Foram dez anos entre a data do acidente, em 2008, e a do primeiro julgamento, em 2018, um incontestável caso de demora da Justiça. Houve condenação tanto na ocasião quanto nos recursos posteriores.
É essa demora de se ter uma decisão judicial, condenando ou absolvendo o réu, que não pode se repetir em um caso mais recente, bastante parecido com aquele de 2008: no ano passado, na véspera do Natal, uma família inteira foi morta também na BR 101 após o veículo em que estava ser atingido por uma caminhonete e arremessado contra outros dois carros. O motorista da caminhonete estaria embriagado e abandonou o local.
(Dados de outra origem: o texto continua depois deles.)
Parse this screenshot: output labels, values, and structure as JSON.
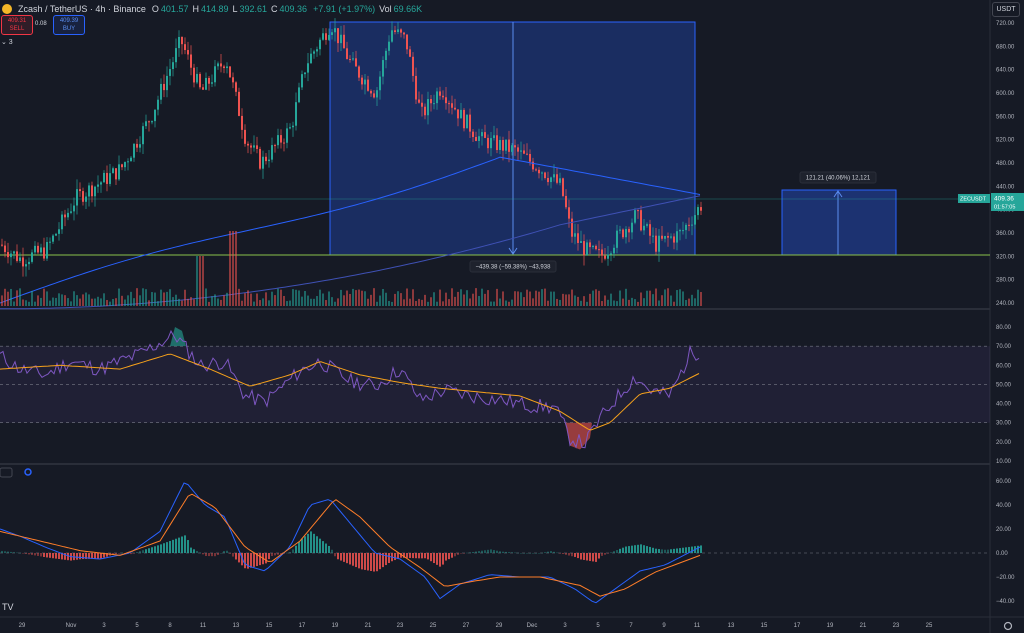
{
  "header": {
    "symbol": "Zcash / TetherUS · 4h · Binance",
    "ohlc": [
      {
        "k": "O",
        "v": "401.57"
      },
      {
        "k": "H",
        "v": "414.89"
      },
      {
        "k": "L",
        "v": "392.61"
      },
      {
        "k": "C",
        "v": "409.36"
      },
      {
        "k": "",
        "v": "+7.91 (+1.97%)"
      },
      {
        "k": "Vol",
        "v": "69.66K"
      }
    ],
    "sell_price": "409.31",
    "sell_label": "SELL",
    "spread": "0.08",
    "buy_price": "409.39",
    "buy_label": "BUY",
    "indicators_toggle": "⌄ 3",
    "currency_button": "USDT"
  },
  "price_axis": [
    "720.00",
    "680.00",
    "640.00",
    "600.00",
    "560.00",
    "520.00",
    "480.00",
    "440.00",
    "400.00",
    "360.00",
    "320.00",
    "280.00",
    "240.00"
  ],
  "price_tag": {
    "symbol": "ZECUSDT",
    "price": "409.36",
    "countdown": "01:57:05"
  },
  "measure_down": {
    "label": "−439.38 (−59.38%) −43,938"
  },
  "measure_up": {
    "label": "121.21 (40.06%) 12,121"
  },
  "rsi_axis": [
    "80.00",
    "70.00",
    "60.00",
    "50.00",
    "40.00",
    "30.00",
    "20.00",
    "10.00"
  ],
  "macd_axis": [
    "60.00",
    "40.00",
    "20.00",
    "0.00",
    "−20.00",
    "−40.00"
  ],
  "x_axis": [
    "29",
    "Nov",
    "3",
    "5",
    "8",
    "11",
    "13",
    "15",
    "17",
    "19",
    "21",
    "23",
    "25",
    "27",
    "29",
    "Dec",
    "3",
    "5",
    "7",
    "9",
    "11",
    "13",
    "15",
    "17",
    "19",
    "21",
    "23",
    "25"
  ],
  "colors": {
    "up": "#26a69a",
    "down": "#ef5350",
    "box": "#2962ff",
    "rsi": "#7e57c2",
    "signal": "#f7a21b",
    "macd": "#2962ff",
    "bg": "#161a25"
  },
  "icons": {
    "tv_logo": "tradingview-logo",
    "settings": "gear-icon"
  }
}
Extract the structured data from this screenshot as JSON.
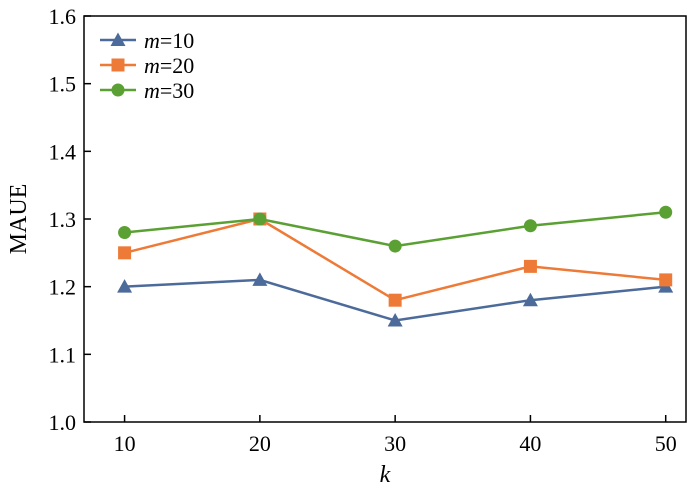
{
  "chart_data": {
    "type": "line",
    "title": "",
    "xlabel": "k",
    "ylabel": "MAUE",
    "x": [
      10,
      20,
      30,
      40,
      50
    ],
    "xlim": [
      7,
      51.5
    ],
    "ylim": [
      1.0,
      1.6
    ],
    "xticks": [
      "10",
      "20",
      "30",
      "40",
      "50"
    ],
    "yticks": [
      "1.0",
      "1.1",
      "1.2",
      "1.3",
      "1.4",
      "1.5",
      "1.6"
    ],
    "legend_position": "top-left",
    "grid": false,
    "series": [
      {
        "name": "m=10",
        "name_italic": "m",
        "name_rest": "=10",
        "marker": "triangle",
        "color": "#4c6b9a",
        "values": [
          1.2,
          1.21,
          1.15,
          1.18,
          1.2
        ]
      },
      {
        "name": "m=20",
        "name_italic": "m",
        "name_rest": "=20",
        "marker": "square",
        "color": "#ee7a37",
        "values": [
          1.25,
          1.3,
          1.18,
          1.23,
          1.21
        ]
      },
      {
        "name": "m=30",
        "name_italic": "m",
        "name_rest": "=30",
        "marker": "circle",
        "color": "#5aa032",
        "values": [
          1.28,
          1.3,
          1.26,
          1.29,
          1.31
        ]
      }
    ]
  }
}
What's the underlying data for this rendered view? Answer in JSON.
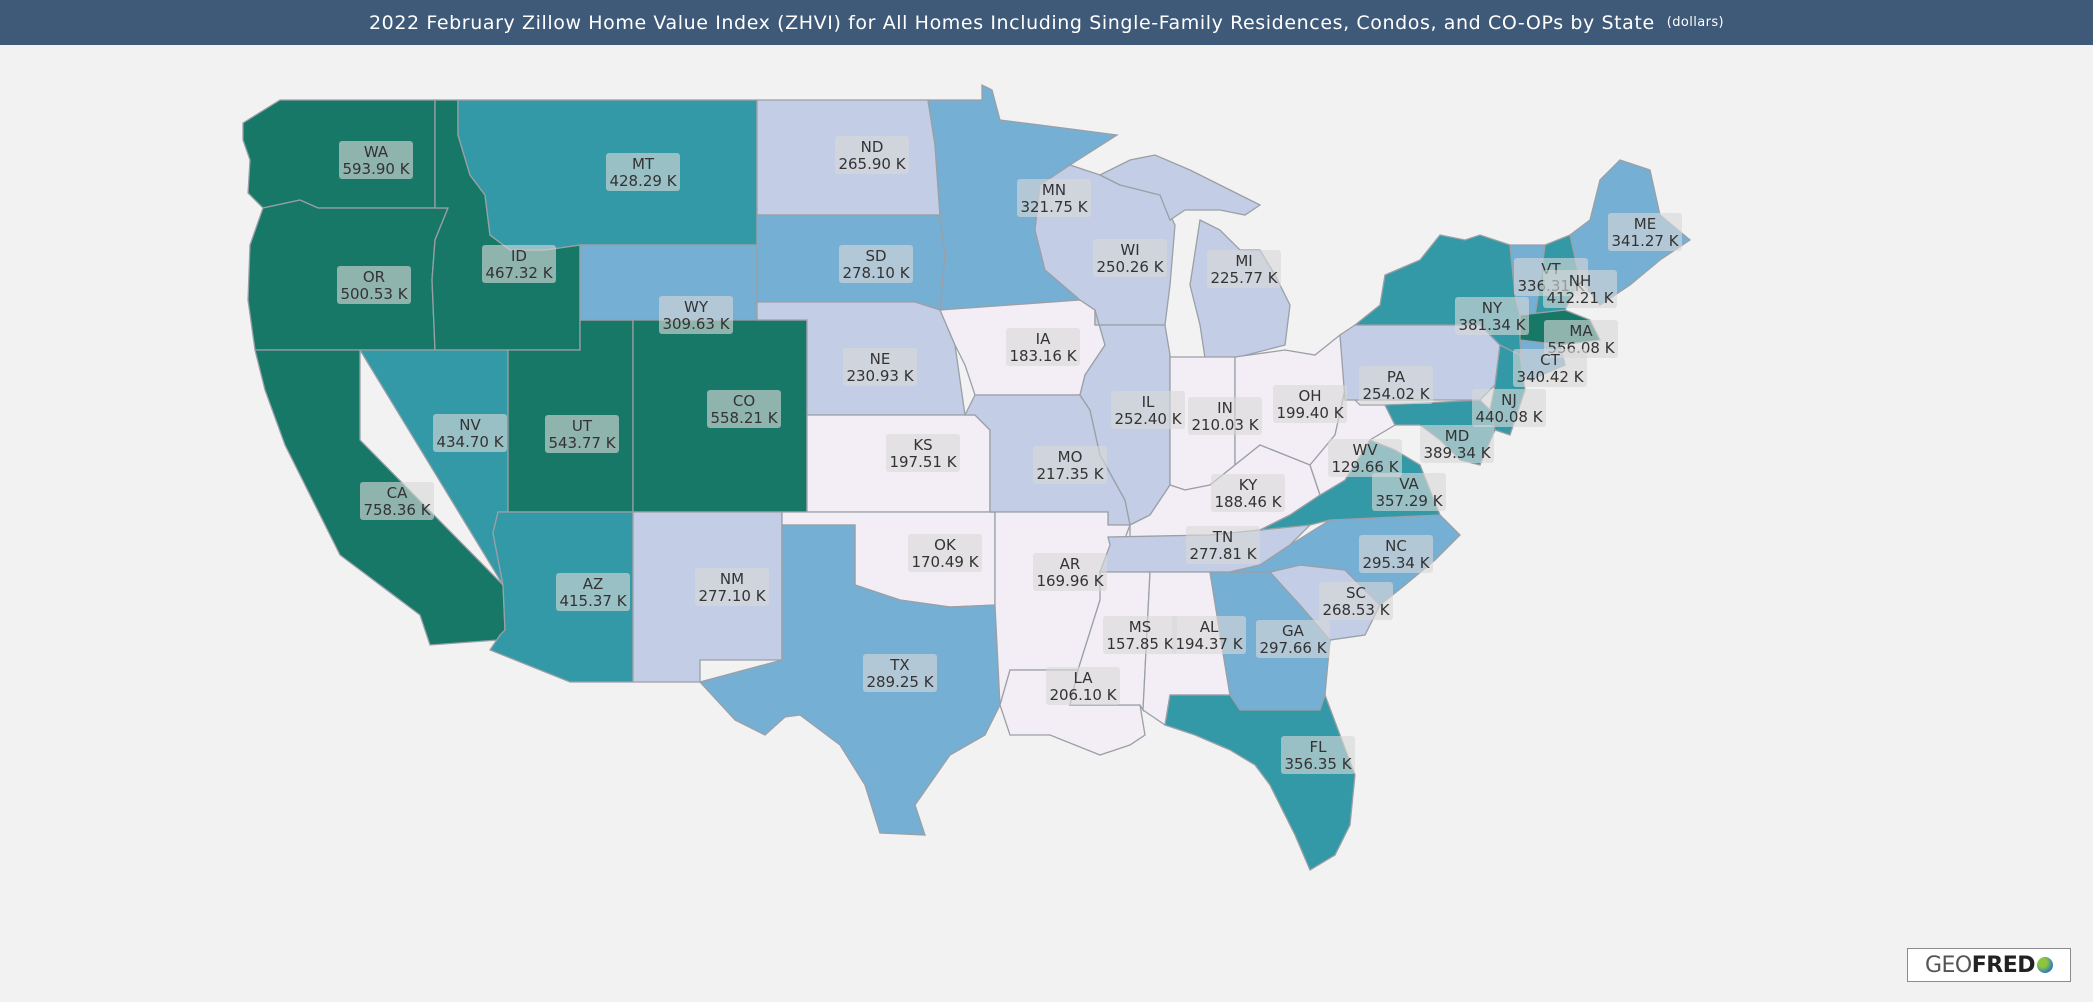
{
  "header": {
    "title": "2022 February Zillow Home Value Index (ZHVI) for All Homes Including Single-Family Residences, Condos, and CO-OPs by State",
    "units": "(dollars)"
  },
  "colors": {
    "background": "#f2f2f2",
    "header": "#3e5a78",
    "bin_lowest": "#f3eef5",
    "bin_low": "#c3cde5",
    "bin_mid": "#76afd4",
    "bin_high": "#3399a6",
    "bin_highest": "#187868"
  },
  "logo": {
    "geo": "GEO",
    "fred": "FRED",
    "icon": "globe-icon"
  },
  "states": [
    {
      "abbr": "WA",
      "value": "593.90 K",
      "bin": "highest"
    },
    {
      "abbr": "OR",
      "value": "500.53 K",
      "bin": "highest"
    },
    {
      "abbr": "CA",
      "value": "758.36 K",
      "bin": "highest"
    },
    {
      "abbr": "ID",
      "value": "467.32 K",
      "bin": "highest"
    },
    {
      "abbr": "NV",
      "value": "434.70 K",
      "bin": "high"
    },
    {
      "abbr": "UT",
      "value": "543.77 K",
      "bin": "highest"
    },
    {
      "abbr": "AZ",
      "value": "415.37 K",
      "bin": "high"
    },
    {
      "abbr": "MT",
      "value": "428.29 K",
      "bin": "high"
    },
    {
      "abbr": "WY",
      "value": "309.63 K",
      "bin": "mid"
    },
    {
      "abbr": "CO",
      "value": "558.21 K",
      "bin": "highest"
    },
    {
      "abbr": "NM",
      "value": "277.10 K",
      "bin": "low"
    },
    {
      "abbr": "ND",
      "value": "265.90 K",
      "bin": "low"
    },
    {
      "abbr": "SD",
      "value": "278.10 K",
      "bin": "mid"
    },
    {
      "abbr": "NE",
      "value": "230.93 K",
      "bin": "low"
    },
    {
      "abbr": "KS",
      "value": "197.51 K",
      "bin": "lowest"
    },
    {
      "abbr": "OK",
      "value": "170.49 K",
      "bin": "lowest"
    },
    {
      "abbr": "TX",
      "value": "289.25 K",
      "bin": "mid"
    },
    {
      "abbr": "MN",
      "value": "321.75 K",
      "bin": "mid"
    },
    {
      "abbr": "IA",
      "value": "183.16 K",
      "bin": "lowest"
    },
    {
      "abbr": "MO",
      "value": "217.35 K",
      "bin": "low"
    },
    {
      "abbr": "AR",
      "value": "169.96 K",
      "bin": "lowest"
    },
    {
      "abbr": "LA",
      "value": "206.10 K",
      "bin": "lowest"
    },
    {
      "abbr": "WI",
      "value": "250.26 K",
      "bin": "low"
    },
    {
      "abbr": "IL",
      "value": "252.40 K",
      "bin": "low"
    },
    {
      "abbr": "MI",
      "value": "225.77 K",
      "bin": "low"
    },
    {
      "abbr": "IN",
      "value": "210.03 K",
      "bin": "lowest"
    },
    {
      "abbr": "OH",
      "value": "199.40 K",
      "bin": "lowest"
    },
    {
      "abbr": "KY",
      "value": "188.46 K",
      "bin": "lowest"
    },
    {
      "abbr": "TN",
      "value": "277.81 K",
      "bin": "low"
    },
    {
      "abbr": "MS",
      "value": "157.85 K",
      "bin": "lowest"
    },
    {
      "abbr": "AL",
      "value": "194.37 K",
      "bin": "lowest"
    },
    {
      "abbr": "GA",
      "value": "297.66 K",
      "bin": "mid"
    },
    {
      "abbr": "FL",
      "value": "356.35 K",
      "bin": "high"
    },
    {
      "abbr": "SC",
      "value": "268.53 K",
      "bin": "low"
    },
    {
      "abbr": "NC",
      "value": "295.34 K",
      "bin": "mid"
    },
    {
      "abbr": "VA",
      "value": "357.29 K",
      "bin": "high"
    },
    {
      "abbr": "WV",
      "value": "129.66 K",
      "bin": "lowest"
    },
    {
      "abbr": "PA",
      "value": "254.02 K",
      "bin": "low"
    },
    {
      "abbr": "NY",
      "value": "381.34 K",
      "bin": "high"
    },
    {
      "abbr": "MD",
      "value": "389.34 K",
      "bin": "high"
    },
    {
      "abbr": "NJ",
      "value": "440.08 K",
      "bin": "high"
    },
    {
      "abbr": "VT",
      "value": "336.31 K",
      "bin": "mid"
    },
    {
      "abbr": "NH",
      "value": "412.21 K",
      "bin": "high"
    },
    {
      "abbr": "MA",
      "value": "556.08 K",
      "bin": "highest"
    },
    {
      "abbr": "CT",
      "value": "340.42 K",
      "bin": "mid"
    },
    {
      "abbr": "ME",
      "value": "341.27 K",
      "bin": "mid"
    }
  ]
}
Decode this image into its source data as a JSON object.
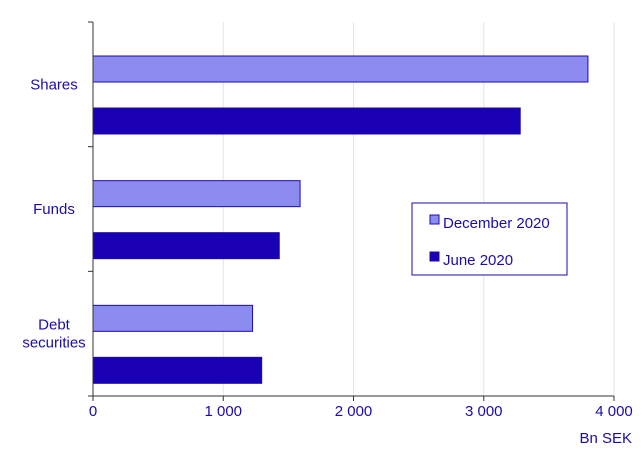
{
  "chart_data": {
    "type": "bar",
    "orientation": "horizontal",
    "categories": [
      "Shares",
      "Funds",
      "Debt securities"
    ],
    "category_lines": [
      [
        "Shares"
      ],
      [
        "Funds"
      ],
      [
        "Debt",
        "securities"
      ]
    ],
    "series": [
      {
        "name": "December 2020",
        "values": [
          3800,
          1590,
          1225
        ],
        "color": "#8c8cf0"
      },
      {
        "name": "June 2020",
        "values": [
          3280,
          1430,
          1295
        ],
        "color": "#1a00b4"
      }
    ],
    "xlim": [
      0,
      4000
    ],
    "xticks": [
      0,
      1000,
      2000,
      3000,
      4000
    ],
    "xtick_labels": [
      "0",
      "1 000",
      "2 000",
      "3 000",
      "4 000"
    ],
    "xlabel": "Bn SEK",
    "grid": "vertical",
    "legend_position": "right-middle",
    "colors": {
      "text": "#1a0da8",
      "axis": "#333333",
      "grid": "#e4e4e4"
    }
  }
}
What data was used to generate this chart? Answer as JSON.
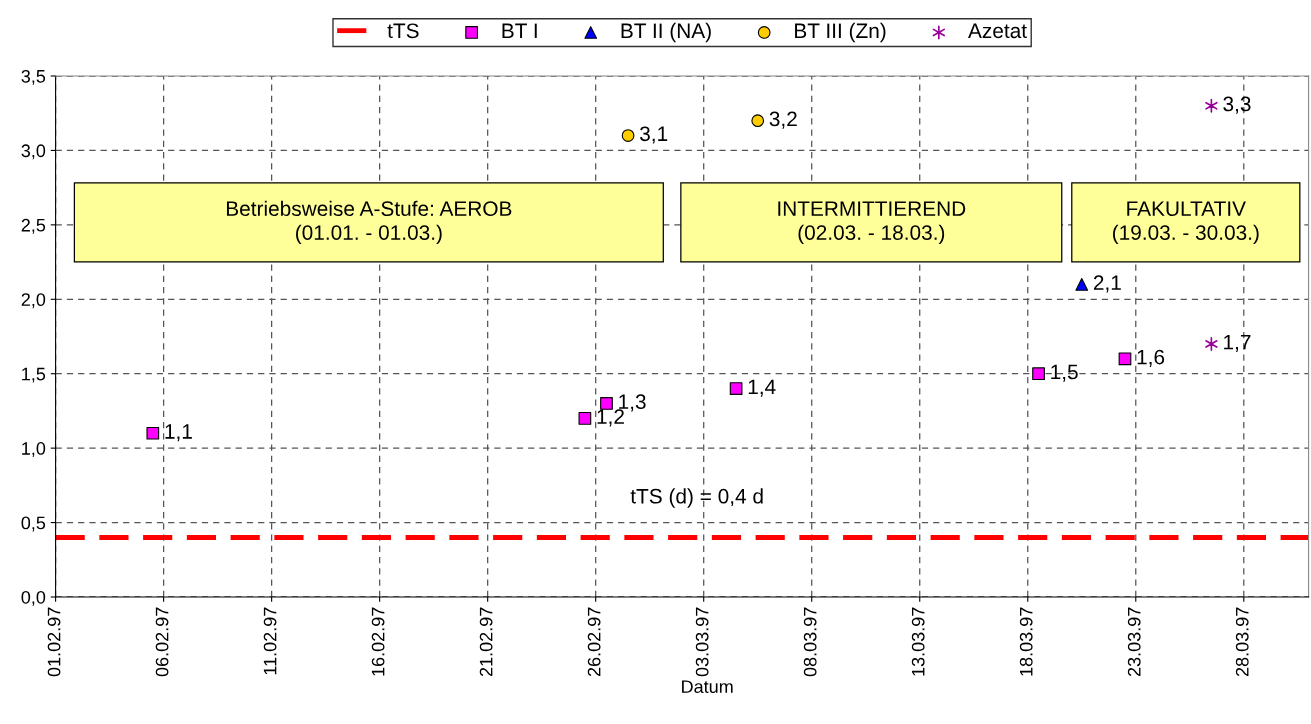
{
  "chart_data": {
    "type": "scatter",
    "xlabel": "Datum",
    "xlim": [
      "1997-02-01",
      "1997-03-31"
    ],
    "xticks": [
      {
        "value": "1997-02-01",
        "label": "01.02.97"
      },
      {
        "value": "1997-02-06",
        "label": "06.02.97"
      },
      {
        "value": "1997-02-11",
        "label": "11.02.97"
      },
      {
        "value": "1997-02-16",
        "label": "16.02.97"
      },
      {
        "value": "1997-02-21",
        "label": "21.02.97"
      },
      {
        "value": "1997-02-26",
        "label": "26.02.97"
      },
      {
        "value": "1997-03-03",
        "label": "03.03.97"
      },
      {
        "value": "1997-03-08",
        "label": "08.03.97"
      },
      {
        "value": "1997-03-13",
        "label": "13.03.97"
      },
      {
        "value": "1997-03-18",
        "label": "18.03.97"
      },
      {
        "value": "1997-03-23",
        "label": "23.03.97"
      },
      {
        "value": "1997-03-28",
        "label": "28.03.97"
      }
    ],
    "ylim": [
      0,
      3.5
    ],
    "yticks": [
      {
        "value": 0,
        "label": "0,0"
      },
      {
        "value": 0.5,
        "label": "0,5"
      },
      {
        "value": 1,
        "label": "1,0"
      },
      {
        "value": 1.5,
        "label": "1,5"
      },
      {
        "value": 2,
        "label": "2,0"
      },
      {
        "value": 2.5,
        "label": "2,5"
      },
      {
        "value": 3,
        "label": "3,0"
      },
      {
        "value": 3.5,
        "label": "3,5"
      }
    ],
    "grid": true,
    "legend": "top",
    "ref_lines": [
      {
        "axis": "y",
        "value": 0.4,
        "label": "tTS",
        "color": "#ff0000",
        "line_style": "dashed"
      }
    ],
    "series": [
      {
        "name": "BT I",
        "color": "#ff00ff",
        "marker": "square",
        "x": [
          "1997-02-05T12:00",
          "1997-02-25T12:00",
          "1997-02-26T12:00",
          "1997-03-04T12:00",
          "1997-03-18T12:00",
          "1997-03-22T12:00"
        ],
        "values": [
          1.1,
          1.2,
          1.3,
          1.4,
          1.5,
          1.6
        ],
        "value_labels": [
          "1,1",
          "1,2",
          "1,3",
          "1,4",
          "1,5",
          "1,6"
        ]
      },
      {
        "name": "BT II (NA)",
        "color": "#0000ff",
        "marker": "triangle",
        "x": [
          "1997-03-20T12:00"
        ],
        "values": [
          2.1
        ],
        "value_labels": [
          "2,1"
        ]
      },
      {
        "name": "BT III (Zn)",
        "color": "#ffcc00",
        "marker": "circle",
        "x": [
          "1997-02-27T12:00",
          "1997-03-05T12:00"
        ],
        "values": [
          3.1,
          3.2
        ],
        "value_labels": [
          "3,1",
          "3,2"
        ]
      },
      {
        "name": "Azetat",
        "color": "#990099",
        "marker": "cross",
        "x": [
          "1997-03-26T12:00",
          "1997-03-26T12:00"
        ],
        "values": [
          1.7,
          3.3
        ],
        "value_labels": [
          "1,7",
          "3,3"
        ]
      }
    ],
    "annotations": [
      "Betriebsweise A-Stufe: AEROB\n(01.01. - 01.03.)",
      "INTERMITTIEREND\n(02.03. - 18.03.)",
      "FAKULTATIV\n(19.03. - 30.03.)",
      "tTS (d) = 0,4 d"
    ]
  }
}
A prisão, enfim, aconteceu na semana passada, quando ele foi encontrado em um ônibus de turismo, com destino a São Paulo. O motorista foi denunciado quatro vezes por homicídio simples com dolo eventual. A investigação da Polícia Civil constatou que ele trafegava a uma velocidade de 143 km/h, bem acima do limite de 60 km/h da via. Devido à embriaguez, ao excesso de velocidade e à fuga do local, o condutor assumiu o risco de morte.